Le projet d’Olivier Bartoletti s’il se situe bien dans un désenchantement conserve une dynamique historique qui interroge les fondements de la modernité. C’est-à-dire qu’il s’inscrit de façon structurelle toujours dans celle-ci mais sans dévotion béate par rapport à ses prédécesseurs, sans nostalgie et bien à partir d’aujourd’hui. Interroger une pratique à partir de ses fondements aujourd’hui, c’est faire acte de mémoire et continuer l’histoire, car celle-ci s’écrit toujours au présent. “Le désenchantement m’intéresse car il permet de désactiver l’ego du peintre en un être “sans qualité’”, il permet une dérive “spleenétique” sur les plages par exemple, sans intention, sinon celle de prendre l’air, de laisser l’œil se perdre à l’horizon. C’est par cette pratique du spleen où l’esprit est comme suspendu et le désir non fixé, qu’un jour, presque inconsciemment, j’ai été attiré par la couleur chatoyante d’un bâtonnet plastique dans le sable”.

Les dérives plagistes d’Olivier Bartoletti lui opèrent un double retour aux fondements de la géométrie et de l’humanité. Renouant avec l’arpentage, il effectue un parcours mathématique passant de la surface de sable au cloaque vomissant les eaux usées des villes. Si le “Cloaca Maxima” désigne le grand égout romain, lieu d’expulsion des eaux “usées”, c’est aussi entre l’urine et le cloaque que nous naissons. Cette géométrie déviante structure une abstraction trouvée sur nature, certes, mais retravaillée en atelier. La démarche est assez classique. Le module trivial, petit bâtonnet thermoformé, constitue un répertoire aux coloris variables selon les modes hygiéniques. Ainsi l’apparition du noir est assez récente. A partir de ces cueillettes, une cartographie se dessine, qui est la trame d’une vidéo “La playa del sordo”.

L’usage des “bâtonnets” de coton-tige renvoie par homophonie aux “bâtonnets” qui sont des cellules photosensibles de la rétine. Olivier Bartoletti parle de “peinture réversible”, c’est-à-dire que le geste ne semble pas arrêtée une forme définitive mais que celle-ci s’inscrit dans une pratique multiforme.

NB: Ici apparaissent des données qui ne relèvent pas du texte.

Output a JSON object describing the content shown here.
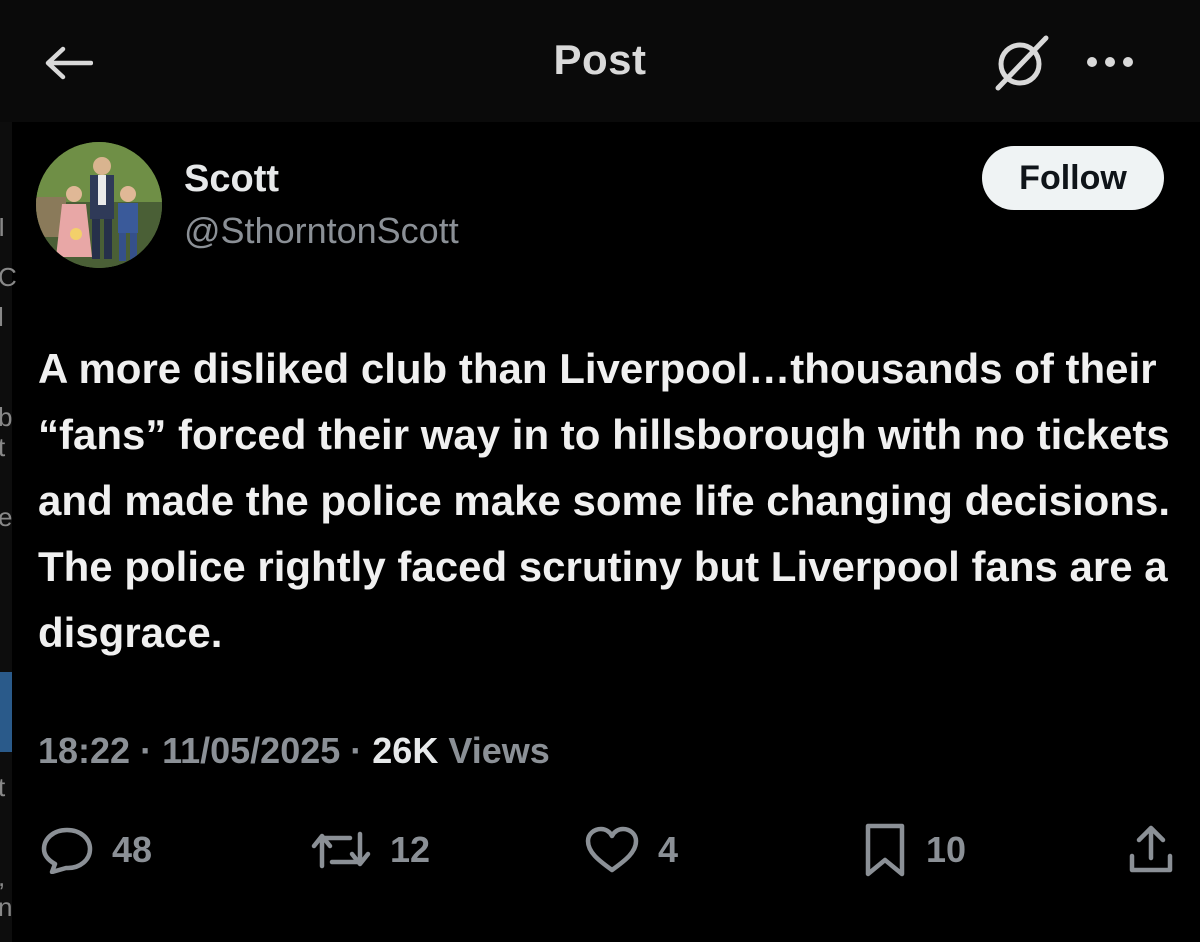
{
  "header": {
    "title": "Post",
    "back_icon": "arrow-left-icon",
    "grok_icon": "grok-icon",
    "more_icon": "more-icon"
  },
  "author": {
    "name": "Scott",
    "handle": "@SthorntonScott",
    "follow_label": "Follow"
  },
  "post": {
    "text": "A more disliked club than Liverpool…thousands of their “fans” forced their way in to hillsborough with no tickets and made the police make some life changing decisions. The police rightly faced scrutiny but Liverpool fans are a disgrace.",
    "time": "18:22",
    "date": "11/05/2025",
    "views_count": "26K",
    "views_label": "Views",
    "separator": "·"
  },
  "actions": {
    "replies": "48",
    "reposts": "12",
    "likes": "4",
    "bookmarks": "10"
  },
  "colors": {
    "background": "#000000",
    "muted_text": "#8b9096",
    "primary_text": "#e7e9ea",
    "follow_bg": "#eff3f4"
  }
}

(1) Josef Albers, L’interaction des couleurs, éditions Hazan, 2008.

Les bâtonnets : Ils sont 25 à 100 fois plus sensibles que les cônes, ils nous servent à voir dans la pénombre. Ainsi, grâce à eux nous pouvons voir malgré une très faible luminosité. Dans ce cas, nous ne percevons pas les couleurs car il n’y a qu’un seul type de bâtonnet. Nous le constatons aisément en observant de nuit un paysage éclairé par la pleine lune, nous voyons sans apprécier les couleurs. Pourtant les couleurs sont là car la lumière réfléchie par la lune est celle du soleil. Notre oeil a 100 à 110 millions de bâtonnets.